Cumulative average nut consumption in relation to lower incidence of hypertension: a prospective cohort study of 10,347 adults

Document Type

Journal Article

Publication Date



European Journal of Nutrition




Cumulative average nut consumption; Hypertension incidence; Nut; Peanut; Prospective cohort study


Purpose: Maintaining optimal blood pressure (BP) levels can be an effective preventive strategy for reducing disease burden. Nut consumption may play a preventive role against hypertension, which is a lifelong condition. We aimed to prospectively examine the association between cumulative average nut consumption and the incidence of hypertension in Korean adults aged 40 years and older. Methods: A total of 10,347 participants who were free of hypertension at baseline, were included. Hypertension was defined as having a physician diagnosis and taking antihypertensive medications or having abnormal BP (systolic ≥ 140 mmHg or diastolic ≥ 90 mmHg).

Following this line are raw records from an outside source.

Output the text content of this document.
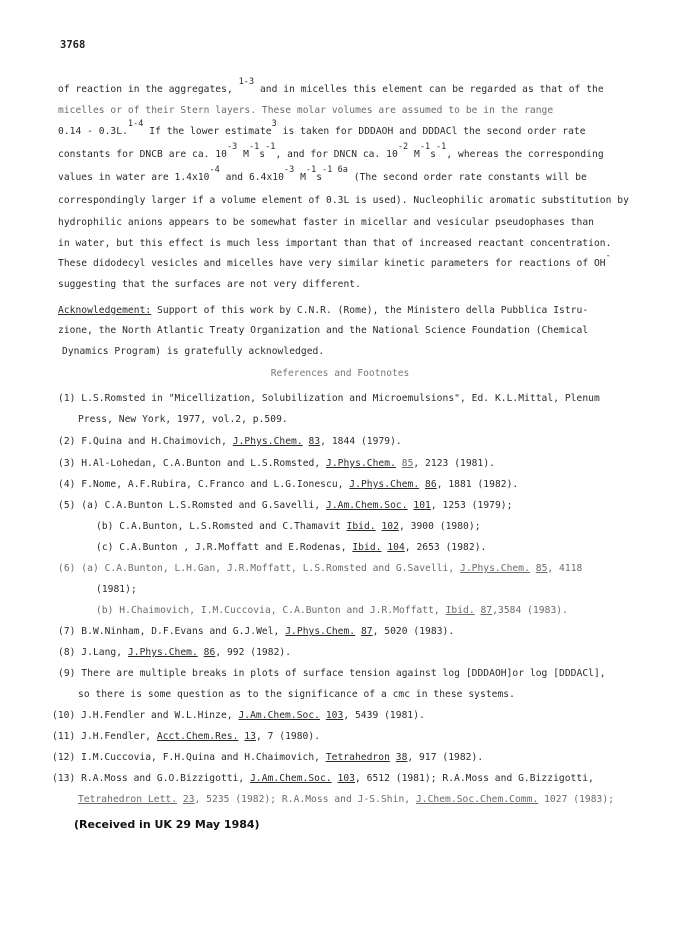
3768
of reaction in the aggregates, 1-3 and in micelles this element can be regarded as that of the
micelles or of their Stern layers. These molar volumes are assumed to be in the range
0.14 - 0.3L.1-4 If the lower estimate3 is taken for DDDAOH and DDDACl the second order rate
constants for DNCB are ca. 10-3 M-1s-1, and for DNCN ca. 10-2 M-1s-1, whereas the corresponding
values in water are 1.4x10-4 and 6.4x10-3 M-1s-1 6a (The second order rate constants will be
correspondingly larger if a volume element of 0.3L is used). Nucleophilic aromatic substitution by
hydrophilic anions appears to be somewhat faster in micellar and vesicular pseudophases than
in water, but this effect is much less important than that of increased reactant concentration.
These didodecyl vesicles and micelles have very similar kinetic parameters for reactions of OH-
suggesting that the surfaces are not very different.
Acknowledgement: Support of this work by C.N.R. (Rome), the Ministero della Pubblica Istru-
zione, the North Atlantic Treaty Organization and the National Science Foundation (Chemical
Dynamics Program) is gratefully acknowledged.
References and Footnotes
(1) L.S.Romsted in "Micellization, Solubilization and Microemulsions", Ed. K.L.Mittal, Plenum
Press, New York, 1977, vol.2, p.509.
(2) F.Quina and H.Chaimovich, J.Phys.Chem. 83, 1844 (1979).
(3) H.Al-Lohedan, C.A.Bunton and L.S.Romsted, J.Phys.Chem. 85, 2123 (1981).
(4) F.Nome, A.F.Rubira, C.Franco and L.G.Ionescu, J.Phys.Chem. 86, 1881 (1982).
(5) (a) C.A.Bunton L.S.Romsted and G.Savelli, J.Am.Chem.Soc. 101, 1253 (1979);
(b) C.A.Bunton, L.S.Romsted and C.Thamavit Ibid. 102, 3900 (1980);
(c) C.A.Bunton , J.R.Moffatt and E.Rodenas, Ibid. 104, 2653 (1982).
(6) (a) C.A.Bunton, L.H.Gan, J.R.Moffatt, L.S.Romsted and G.Savelli, J.Phys.Chem. 85, 4118
(1981);
(b) H.Chaimovich, I.M.Cuccovia, C.A.Bunton and J.R.Moffatt, Ibid. 87,3584 (1983).
(7) B.W.Ninham, D.F.Evans and G.J.Wel, J.Phys.Chem. 87, 5020 (1983).
(8) J.Lang, J.Phys.Chem. 86, 992 (1982).
(9) There are multiple breaks in plots of surface tension against log [DDDAOH]or log [DDDACl],
so there is some question as to the significance of a cmc in these systems.
(10) J.H.Fendler and W.L.Hinze, J.Am.Chem.Soc. 103, 5439 (1981).
(11) J.H.Fendler, Acct.Chem.Res. 13, 7 (1980).
(12) I.M.Cuccovia, F.H.Quina and H.Chaimovich, Tetrahedron 38, 917 (1982).
(13) R.A.Moss and G.O.Bizzigotti, J.Am.Chem.Soc. 103, 6512 (1981); R.A.Moss and G.Bizzigotti,
Tetrahedron Lett. 23, 5235 (1982); R.A.Moss and J-S.Shin, J.Chem.Soc.Chem.Comm. 1027 (1983);
(Received in UK 29 May 1984)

As an exposure, cumulative average nut consumption was calculated using repeated food-frequency questionnaires (mean: 2.1). We used a modified Poisson regression model with a robust error estimator to estimate the incidence rate ratios (IRRs) with 95% confidence intervals (CIs) for hypertension. Results: We identified 2047 incident cases of hypertension during 44,614 person-years of follow-up. Among both men and women, an average nut consumption of ≥ 1 serving/week (15 g/week]) was inversely associated with hypertension incidence (IRR = 0.74, 95% CI = 0.58–0.96, p for trend = 0.013 for men; IRR = 0.72, 95% CI = 0.59–0.88, p for trend = 0.002 for women) and these significant associations were consistently observed across the strata of potential confounders. Conclusion: An average consumption of at least one serving (15 g) per week of peanuts, almonds, and/or pine nuts may be inversely associated with the risk of hypertension among Korean adults aged 40 years and older, in a dose–response manner.